This recipe has no dairy, soy, egg, or gluten, and is based on one from Gluten-Free Girl & the Chef, with many many thanks.
Stir quickly while mixing together:
- 30 g ground flaxseed meal (or 15g ea flax & chia)
- 60 g boiling-hot water
Set this aside to cool.
- 1½ tsp yeast
- 1 Tbsp honey
- ½ C lukewarm water
Set aside about 10 minutes, until bubbly.
In a large bowl combine:
- 100 g gluten-free oat flour
- 100 g blanched almond flour, finely ground
- 100 g teff flour
- 100 g buckwheat flour
- 85 g potato starch
- 85 g arrowroot powder
- 2 tsp salt
- 2 tsp baking powder
- ½ tsp baking soda
- 6 Tbsp apple cider vinegar
- ¼ C lukewarm water or coconut milk
Combine ingredients of all bowls together, mixing well (a stand mixer is great, but not required). The dough should look moist, not like dough made from flours containing gluten. Add an extra ¼ C water/coconut milk if more moisture is needed.
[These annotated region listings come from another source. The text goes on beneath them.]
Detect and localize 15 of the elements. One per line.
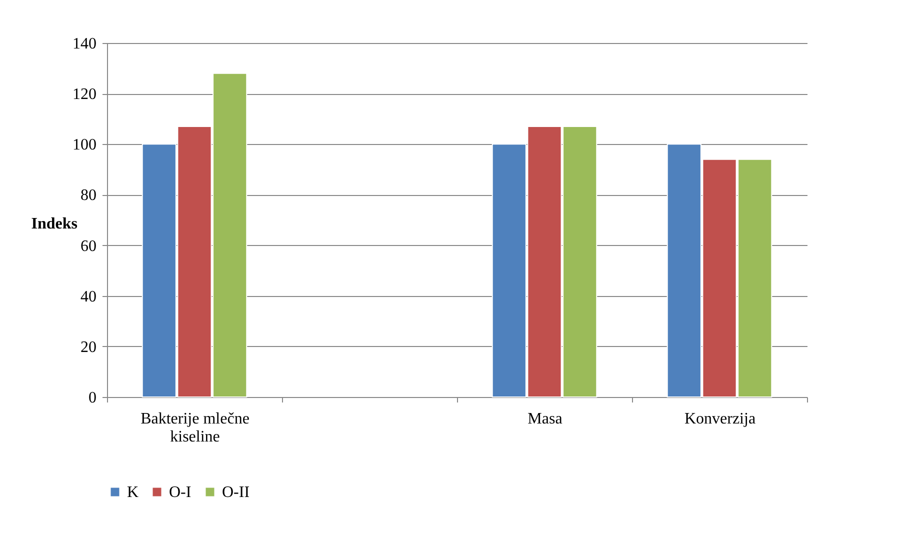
y-tick-label: 0 <box>88 390 96 406</box>
y-axis-title: Indeks <box>31 216 78 232</box>
x-tick-label: Bakterije mlečne kiseline <box>140 410 250 446</box>
y-tick-label: 120 <box>72 86 96 104</box>
x-tick-label: Konverzija <box>684 410 756 428</box>
legend-label: O-I <box>169 484 192 501</box>
y-tick-label: 20 <box>80 338 96 356</box>
legend-label: O-II <box>222 484 250 501</box>
y-tick-label: 60 <box>80 238 96 255</box>
y-tick-label: 80 <box>80 187 96 204</box>
y-tick-label: 40 <box>80 288 96 306</box>
x-tick-label: Masa <box>528 410 562 428</box>
y-tick-label: 140 <box>72 36 96 52</box>
y-tick-label: 100 <box>72 136 96 154</box>
legend-label: K <box>127 484 139 501</box>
Turn the dough into an oiled bowl, cover with plastic, and set in a draft-free place to rise (about 2 hours).
Line a cookie sheet with parchment paper. Once dough has risen, lightly wet (or oil) hands, then divide dough into 8-9 equal-sized balls. Place dough balls onto parchment paper. Preheat oven to 450°, and allow rolls to rise while oven is preheating. Bake.